Starting the New Year in the New Office

If you have been reading our newsletters, you know all about our new Creative Co-working space that will be opening this Spring.  To get it all started, we moved our offices. In the snowstorm. In between Christmas and New Year’s. You don’t know fun until you’ve tried to move a refrigerator downhill on a dolly in the snow.  (On the plus side, the office chair race down the sidewalk along Baltimore Avenue went MUCH faster than we anticipated.) With the New Year came a whirlwind of activity to get our computers working, printers connecting, internet operating, the basics. But we made it.

The LEDC is back up and running, and amidst paint fumes, drywall dust, and construction workers, we are busily making plans for 2018 and getting bids for work on the new studio spaces. While we wait for Spring, and our Grand Opening, let us take you through some history and our future plans for this building.

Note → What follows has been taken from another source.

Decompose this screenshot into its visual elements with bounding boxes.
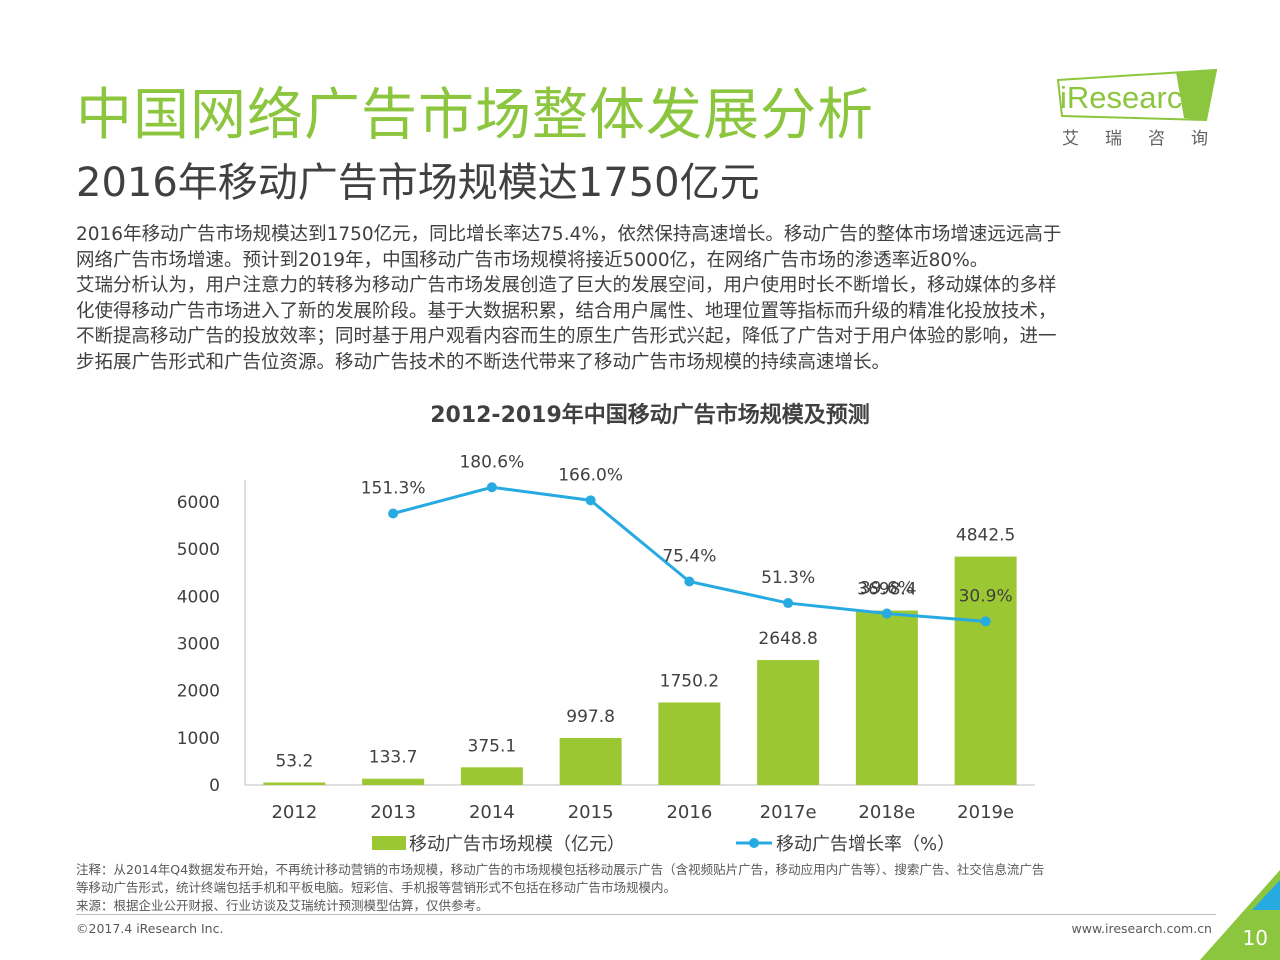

  • 32 East Baltimore was the former Noel Schmidt Furniture building but before that it housed the Delaware County Electric Company. Customers paid their electric bills and also purchased new appliances here.
  • A feasibility study and interior designs for our projects were made possible with grants from the Philadelphia Foundation and the Community Design Collaborative of Philadelphia.
  • It’s been over a decade since the building has been occupied.
  • Our vision is co-working membership studios for artists and creative professionals and we hope to be accepting members as early as March or April.
  • We will have about 30 studios as well as 16 hot desks and a conference room available for rent. A Revolving Retail space will be available on a weekly basis for artists and creative folks to sell their wares.
  • We were awarded a $95,000 grant through the Keystone Communities program by the PA Department of Community and Economic Development to help complete this project.

This move will enable us to continue our work in Lansdowne and host workshops and programs such as small business classes, networking meetings, and artist collaborations. We understand the high caliber of artists in this area and we want to give them affordable space to build on their creativity.  Combine this with entertainment venues like Vinyl Revival, Jamey’s House of Music, the 20* 20 House (and someday the Lansdowne Theater), and sometime in the not-too-distant future, Lansdowne will become the arts and entertainment destination that we’ve always known it to be.